Mr. Scalfaro, the Speaker of the Chamber of Deputies, was elected with the help of the Christian Democrats, the Democratic Party of the Left (PDS), the Socialists, the Social Democrats, the Liberals, the Greens, and two other small parties.
"He's a very esteemed and respected person," says a spokesman for the small Liberal Party.
The election of Scalfaro is a first step toward resolving Italy's political crisis. But it will be weeks before the country has a new government. Scalfaro's first task will be to consult with the leaders of Italy's various political parties and then nominate the country's prime minister.
The prime minister will begin his own consultations with political leaders and will choose the parties that will make up the new coalition government.
Significantly, the small Republican Party, which wants a government of "experts" (as opposed to political appointees), opposed the election of Scalfaro.
"To vote for Scalfaro means to vote to keep that system which [PDS leader Achille] Ochetto promised in the electoral campaign he would fight against," Republican leader Giorgio La Malfa told the Italian press. "I think he'll have a difficult time explaining this choice to his constituents."
THE presidential election was given a decisive push by outrage over the May 23 assassination in Palermo of Giuseppe Falcone, a Sicilian magistrate known for his courage and diligence in prosecuting Mafia figures. In 1987, Falcone succeeded in sentencing 338 gangsters to long prison terms, in the largest judicial attack ever on La Cosa Nostra.

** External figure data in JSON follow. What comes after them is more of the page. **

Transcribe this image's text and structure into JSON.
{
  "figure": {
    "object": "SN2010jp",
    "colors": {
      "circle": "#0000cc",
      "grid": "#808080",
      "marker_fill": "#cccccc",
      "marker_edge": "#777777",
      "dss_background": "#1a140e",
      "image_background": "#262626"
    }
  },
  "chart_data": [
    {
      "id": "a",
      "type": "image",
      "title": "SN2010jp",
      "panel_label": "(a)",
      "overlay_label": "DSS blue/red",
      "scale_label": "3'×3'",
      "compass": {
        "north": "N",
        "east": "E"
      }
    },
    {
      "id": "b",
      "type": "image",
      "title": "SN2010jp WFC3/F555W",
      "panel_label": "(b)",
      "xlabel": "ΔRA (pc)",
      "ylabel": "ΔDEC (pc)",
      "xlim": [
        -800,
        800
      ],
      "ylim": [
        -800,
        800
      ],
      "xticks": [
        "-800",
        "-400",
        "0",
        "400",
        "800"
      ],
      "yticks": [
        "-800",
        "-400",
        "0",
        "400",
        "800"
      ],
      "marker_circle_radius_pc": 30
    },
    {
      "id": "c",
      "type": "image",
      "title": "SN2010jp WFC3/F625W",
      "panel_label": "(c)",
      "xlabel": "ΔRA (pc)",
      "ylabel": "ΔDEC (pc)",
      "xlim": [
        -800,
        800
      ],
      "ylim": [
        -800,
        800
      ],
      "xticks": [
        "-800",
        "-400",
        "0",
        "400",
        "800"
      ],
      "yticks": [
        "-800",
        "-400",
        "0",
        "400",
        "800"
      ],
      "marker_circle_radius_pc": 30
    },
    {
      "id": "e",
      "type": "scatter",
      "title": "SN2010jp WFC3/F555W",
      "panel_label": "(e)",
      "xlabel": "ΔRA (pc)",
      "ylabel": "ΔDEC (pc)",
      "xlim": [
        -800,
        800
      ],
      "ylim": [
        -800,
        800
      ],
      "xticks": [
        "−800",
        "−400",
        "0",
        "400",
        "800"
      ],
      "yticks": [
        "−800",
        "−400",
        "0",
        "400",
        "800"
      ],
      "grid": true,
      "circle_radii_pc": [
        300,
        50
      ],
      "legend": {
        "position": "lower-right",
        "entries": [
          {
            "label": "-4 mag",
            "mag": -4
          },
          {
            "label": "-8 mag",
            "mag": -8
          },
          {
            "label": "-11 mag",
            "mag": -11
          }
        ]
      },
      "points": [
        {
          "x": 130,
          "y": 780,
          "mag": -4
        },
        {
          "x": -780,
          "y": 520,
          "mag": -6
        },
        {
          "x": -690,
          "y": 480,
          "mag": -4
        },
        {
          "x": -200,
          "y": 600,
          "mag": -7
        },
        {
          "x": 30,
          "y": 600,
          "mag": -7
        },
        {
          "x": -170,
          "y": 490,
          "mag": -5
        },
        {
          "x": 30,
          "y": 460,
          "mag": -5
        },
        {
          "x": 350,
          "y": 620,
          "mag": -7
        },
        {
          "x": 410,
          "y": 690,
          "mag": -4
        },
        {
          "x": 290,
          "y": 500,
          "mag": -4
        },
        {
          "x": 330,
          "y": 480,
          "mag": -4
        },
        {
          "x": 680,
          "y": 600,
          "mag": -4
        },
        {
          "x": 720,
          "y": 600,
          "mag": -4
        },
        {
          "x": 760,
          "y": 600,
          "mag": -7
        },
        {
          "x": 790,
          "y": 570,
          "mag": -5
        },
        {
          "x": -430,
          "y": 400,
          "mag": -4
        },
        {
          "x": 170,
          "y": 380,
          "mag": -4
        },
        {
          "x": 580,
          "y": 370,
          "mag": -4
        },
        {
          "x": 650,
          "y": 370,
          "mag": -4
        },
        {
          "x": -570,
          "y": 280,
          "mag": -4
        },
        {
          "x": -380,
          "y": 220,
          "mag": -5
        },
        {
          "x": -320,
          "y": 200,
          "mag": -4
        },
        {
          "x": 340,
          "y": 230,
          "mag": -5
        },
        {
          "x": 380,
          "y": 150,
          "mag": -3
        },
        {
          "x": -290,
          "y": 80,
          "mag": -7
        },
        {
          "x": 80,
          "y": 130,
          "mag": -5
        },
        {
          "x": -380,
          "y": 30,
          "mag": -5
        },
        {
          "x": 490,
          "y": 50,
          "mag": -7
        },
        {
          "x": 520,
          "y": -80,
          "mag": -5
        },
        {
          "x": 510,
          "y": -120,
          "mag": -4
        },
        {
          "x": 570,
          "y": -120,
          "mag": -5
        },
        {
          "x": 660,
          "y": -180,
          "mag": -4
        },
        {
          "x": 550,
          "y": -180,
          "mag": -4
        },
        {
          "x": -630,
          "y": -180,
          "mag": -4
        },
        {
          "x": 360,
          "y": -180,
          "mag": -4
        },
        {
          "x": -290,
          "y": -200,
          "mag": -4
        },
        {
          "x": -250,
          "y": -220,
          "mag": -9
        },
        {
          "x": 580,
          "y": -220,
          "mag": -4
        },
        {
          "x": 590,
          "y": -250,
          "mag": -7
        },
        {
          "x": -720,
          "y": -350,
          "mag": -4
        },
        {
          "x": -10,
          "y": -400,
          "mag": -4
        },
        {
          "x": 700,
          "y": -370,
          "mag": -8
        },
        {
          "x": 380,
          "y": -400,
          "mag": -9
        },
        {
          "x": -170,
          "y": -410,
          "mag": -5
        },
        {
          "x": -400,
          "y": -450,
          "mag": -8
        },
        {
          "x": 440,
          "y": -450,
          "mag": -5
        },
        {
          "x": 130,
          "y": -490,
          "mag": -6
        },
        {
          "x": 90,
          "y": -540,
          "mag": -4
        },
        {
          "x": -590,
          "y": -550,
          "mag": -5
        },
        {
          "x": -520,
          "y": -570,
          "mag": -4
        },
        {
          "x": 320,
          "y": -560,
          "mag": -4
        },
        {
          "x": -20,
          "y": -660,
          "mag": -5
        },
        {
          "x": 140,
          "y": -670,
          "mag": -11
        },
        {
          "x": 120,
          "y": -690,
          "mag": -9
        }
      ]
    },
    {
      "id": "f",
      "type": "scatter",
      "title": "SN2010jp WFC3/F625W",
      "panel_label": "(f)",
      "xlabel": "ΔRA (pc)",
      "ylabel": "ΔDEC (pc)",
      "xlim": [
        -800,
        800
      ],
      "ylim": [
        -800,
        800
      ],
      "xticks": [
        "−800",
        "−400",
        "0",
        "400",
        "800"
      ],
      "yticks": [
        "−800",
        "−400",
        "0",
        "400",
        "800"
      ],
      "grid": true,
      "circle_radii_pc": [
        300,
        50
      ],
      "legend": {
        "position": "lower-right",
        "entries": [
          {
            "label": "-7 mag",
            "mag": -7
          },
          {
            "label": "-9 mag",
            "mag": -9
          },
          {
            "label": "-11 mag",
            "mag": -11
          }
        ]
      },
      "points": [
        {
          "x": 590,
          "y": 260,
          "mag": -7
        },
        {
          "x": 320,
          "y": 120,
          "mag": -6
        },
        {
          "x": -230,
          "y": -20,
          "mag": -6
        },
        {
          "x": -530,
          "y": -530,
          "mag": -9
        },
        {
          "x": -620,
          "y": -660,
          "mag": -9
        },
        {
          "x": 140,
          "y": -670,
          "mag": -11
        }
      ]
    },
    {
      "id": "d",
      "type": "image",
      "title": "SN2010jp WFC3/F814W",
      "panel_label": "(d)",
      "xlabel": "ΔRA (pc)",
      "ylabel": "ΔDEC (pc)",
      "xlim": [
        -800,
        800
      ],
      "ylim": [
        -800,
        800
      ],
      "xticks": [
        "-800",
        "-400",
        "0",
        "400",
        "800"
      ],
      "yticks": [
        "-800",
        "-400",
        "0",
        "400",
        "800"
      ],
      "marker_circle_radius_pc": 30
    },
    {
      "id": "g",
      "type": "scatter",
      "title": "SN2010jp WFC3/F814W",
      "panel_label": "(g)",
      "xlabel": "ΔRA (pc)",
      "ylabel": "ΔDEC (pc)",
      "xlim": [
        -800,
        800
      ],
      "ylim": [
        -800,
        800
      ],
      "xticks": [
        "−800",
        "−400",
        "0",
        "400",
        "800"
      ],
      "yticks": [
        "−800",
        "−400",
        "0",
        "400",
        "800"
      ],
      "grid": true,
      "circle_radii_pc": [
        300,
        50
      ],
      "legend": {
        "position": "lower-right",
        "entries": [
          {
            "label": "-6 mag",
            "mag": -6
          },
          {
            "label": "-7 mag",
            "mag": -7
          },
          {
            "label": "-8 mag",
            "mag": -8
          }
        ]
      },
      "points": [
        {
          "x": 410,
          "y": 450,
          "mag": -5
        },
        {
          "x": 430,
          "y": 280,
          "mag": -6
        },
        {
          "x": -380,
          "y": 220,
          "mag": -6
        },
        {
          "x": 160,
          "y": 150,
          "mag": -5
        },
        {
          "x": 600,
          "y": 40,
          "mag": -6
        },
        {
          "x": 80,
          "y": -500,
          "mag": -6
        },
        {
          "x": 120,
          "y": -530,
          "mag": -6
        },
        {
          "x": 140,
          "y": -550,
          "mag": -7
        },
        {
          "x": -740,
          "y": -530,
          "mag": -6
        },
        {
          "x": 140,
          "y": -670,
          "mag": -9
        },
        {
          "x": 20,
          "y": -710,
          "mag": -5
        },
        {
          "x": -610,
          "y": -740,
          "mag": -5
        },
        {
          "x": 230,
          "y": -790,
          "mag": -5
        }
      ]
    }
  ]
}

Falcone was killed when a ton of TNT in a tunnel under the road exploded as his motorcade drove by. His wife and three bodyguards also died. The operation was so well planned that many say the Mafia had infiltrated Falcone's ranks.
Anger and grief over Falcone's death run deep. Many in Palermo feel the attack occurred because a weak central government has not done enough to stop organized crime.
"The Mafia is a panther. Agile, ferocious, with the memory of an elephant," Falcone warned in a newspaper interview four days before his death. "The enemy is always there, waiting, ready to strike. But we can't even agree on the election of the president of the republic."
Scalfaro succeeds Francesco Cossiga, a political foe, who resigned April 25, saying he lacked a political mandate in the wake of parliamentary elections earlier in the month which dealt heavy blows to the ruling coalition and, by extension, to Italy's current political structure.
Italy's three main parties - the Christian Democrats (DC), the Socialists, and the PDS - all lost support in the vote.
It was not the DC alone that was hurt by the latest election. The PDS, which is the former Italian Communist Party, managed to retain its historical second place with 16.1 percent of the vote, but was down 10.5 percent from the days when it bore the name Communist. The Socialists came in third with about 13.6 percent, down 0.7 percent; the party had hoped to beat the PDS.
"The results of the election are the offspring of the fall of the Berlin Wall," says Nino Cristoferi, undersecretary to Mr. Andreotti. The poor showing of the DC, he explains, is in part because many people in northern Italy who voted for the party for its anticommunist stance felt free in the new political environment to vote for the Northern League, a regional party opposed to government financial support of the less-developed south.
But Mr. Cristoferi plays down the importance of the election results for the DC. "It's still the first party," he says with a smile.